Gu Chu2009-12-04 10:17:49 [回复]
All of that is possible, but it has no substantive significance. The knife as technology and the knife as concept are alike in being historical things, not some fixed and unchanging thing beyond time. People’s knives and their ideas about knives both develop and change: the knives that are made develop as ideas change, and people’s ideas about knives also change as knives develop. This is a relationship of mutual construction in both directions. To ask whether it is really the chicken or the egg that came first is not very meaningful.

unic2009-12-03 23:43:00 Anonymous 61.178.103.141 [回复]
Then the first person to use a knife—did he happen to use a sharp stone implement as a knife, or did he first make a sharp stone implement according to his own concept and then use it as a knife?

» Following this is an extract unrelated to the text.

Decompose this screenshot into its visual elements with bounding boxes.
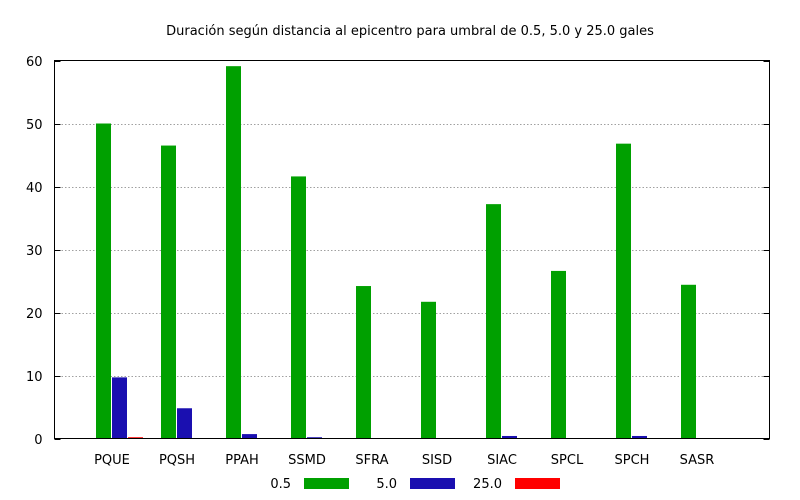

古雴2009-12-03 22:50:30 [回复]
I did not say that thinking knives themselves have no intentionality is an anthropocentric bias. Rather, I said that thinking “there are no knives, only humans” is an anthropocentric bias. What I want to say is that if knives themselves have no intentionality, then “humans themselves” do not either.

匿名2009-12-03 22:21:47 Anonymous 219.234.81.110 [回复]
Knives themselves have no intentionality; that cannot be called an anthropocentric bias. Because intentionality is something said of a conscious subject, whereas “humanity” is a concept. Just as a knife, as “a” thing, is also an object constituted by cognitive activity. To say that a knife itself has intentionality may well be to make a transgressive statement. A knife can, however, as technology, become an extension of the “body” of the cognitive subject, jointly constructing a kind of imaginal activity. At that point, the knife is not viewed as a thing, but merely as one part of this activity of cutting.

武政宝宝2009-12-03 02:30:21 [回复]
Only with the shells, can one gain his ghost, right?
Translated from the Chinese original with AI assistance. The original text is authoritative.